Despite not selling directly to consumers, Darden recognized the importance of educating the public about the agricultural industry as a whole, and one of the first things she did after completing her agricultural sciences degree and stepping into a leadership role in the family business was create a social media presence on platforms like Facebook and Instagram.
“Our farm didn’t have a social media presence before I started working here in an official capacity,” Darden explains. “But since we’ve launched accounts on these two platforms, I’ve started sharing photos of the crops and helping educate the public on what life is like in the agriculture business.”
One of her favorite things to do with the online platforms is to share the beauty of farming with those who may not otherwise have the chance to experience life on a farm. She also uses the images and captions to help people understand the importance of row crops for the local community and beyond.
In addition to sharing beautiful photos and information, Darden has wielded her social media platform as a tool for change in her community.
Darden and her family live in a floodplain known as the Yazoo Backwater Area and their community has suffered continued hardships from multiple floods.
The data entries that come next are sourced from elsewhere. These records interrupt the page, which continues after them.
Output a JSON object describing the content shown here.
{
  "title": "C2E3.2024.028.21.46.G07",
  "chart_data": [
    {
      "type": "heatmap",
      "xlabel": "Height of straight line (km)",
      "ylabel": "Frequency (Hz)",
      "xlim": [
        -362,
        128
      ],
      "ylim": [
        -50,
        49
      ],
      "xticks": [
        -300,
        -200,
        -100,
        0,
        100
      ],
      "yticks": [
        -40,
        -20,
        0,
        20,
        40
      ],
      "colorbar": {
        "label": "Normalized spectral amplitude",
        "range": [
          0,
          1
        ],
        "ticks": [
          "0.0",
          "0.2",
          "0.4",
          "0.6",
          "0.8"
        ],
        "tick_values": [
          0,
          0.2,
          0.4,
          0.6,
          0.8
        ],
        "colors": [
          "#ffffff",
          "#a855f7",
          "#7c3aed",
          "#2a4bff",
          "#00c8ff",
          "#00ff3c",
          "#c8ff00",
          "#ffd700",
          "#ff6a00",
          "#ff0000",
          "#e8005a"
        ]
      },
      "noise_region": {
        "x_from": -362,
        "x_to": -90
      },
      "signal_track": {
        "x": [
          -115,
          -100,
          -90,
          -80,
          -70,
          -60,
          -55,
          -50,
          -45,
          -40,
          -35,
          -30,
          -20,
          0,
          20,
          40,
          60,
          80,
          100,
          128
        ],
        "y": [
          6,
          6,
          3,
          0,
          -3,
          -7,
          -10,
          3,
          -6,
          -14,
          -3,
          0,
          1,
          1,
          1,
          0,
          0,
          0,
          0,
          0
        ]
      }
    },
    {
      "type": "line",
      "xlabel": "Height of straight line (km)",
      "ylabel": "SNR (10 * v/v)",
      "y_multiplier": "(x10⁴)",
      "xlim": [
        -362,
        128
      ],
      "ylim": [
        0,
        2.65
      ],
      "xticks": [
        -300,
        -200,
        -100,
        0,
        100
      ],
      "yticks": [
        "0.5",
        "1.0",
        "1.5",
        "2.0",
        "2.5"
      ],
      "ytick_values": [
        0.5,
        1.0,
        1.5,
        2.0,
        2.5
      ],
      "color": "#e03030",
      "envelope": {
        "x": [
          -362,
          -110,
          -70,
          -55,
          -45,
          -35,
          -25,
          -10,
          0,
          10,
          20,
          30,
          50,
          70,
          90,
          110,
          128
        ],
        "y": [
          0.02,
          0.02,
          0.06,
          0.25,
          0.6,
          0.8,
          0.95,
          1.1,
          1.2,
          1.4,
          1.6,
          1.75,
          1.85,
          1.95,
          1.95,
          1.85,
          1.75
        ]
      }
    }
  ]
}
After a devastating flood sent a substantial amount of the southern portion of the Mississippi Delta underwater in the late 1920s, a flood control plan called the Yazoo Backwater Pump Project was born. However, the project was delayed due to high expenses and other concerns and was never actually completed.
This lack of proper drainage put the community in a path of destruction in 2018 when the area experienced precipitation more than 20 inches above normal. Historic flooding continued in 2019 and 2020, devastating the homes and livelihoods of Mississippians.
“One of the ways I used social media was to help start the hashtag #finishthepumps,” says Darden, referring to the Yazoo Backwater Pump Project the community desperately needs to be completed. “We helped educate people in the community who otherwise wouldn’t know how to use social media tools on how to share the information with wider audiences. We’ve even formed a 501(c)(3) for our organization, Finish the Pumps.”
Her efforts have not gone unnoticed, inspiring news articles and generating much-needed attention on the issue.
Darden knows they still have a long road ahead, but utilizing social media platforms and getting the word out is an excellent start to what she hopes is a successful journey.
“Finish the Pumps, both the organization and the hashtag, have become the online voice for the people of the Yazoo Backwater Area,” she says.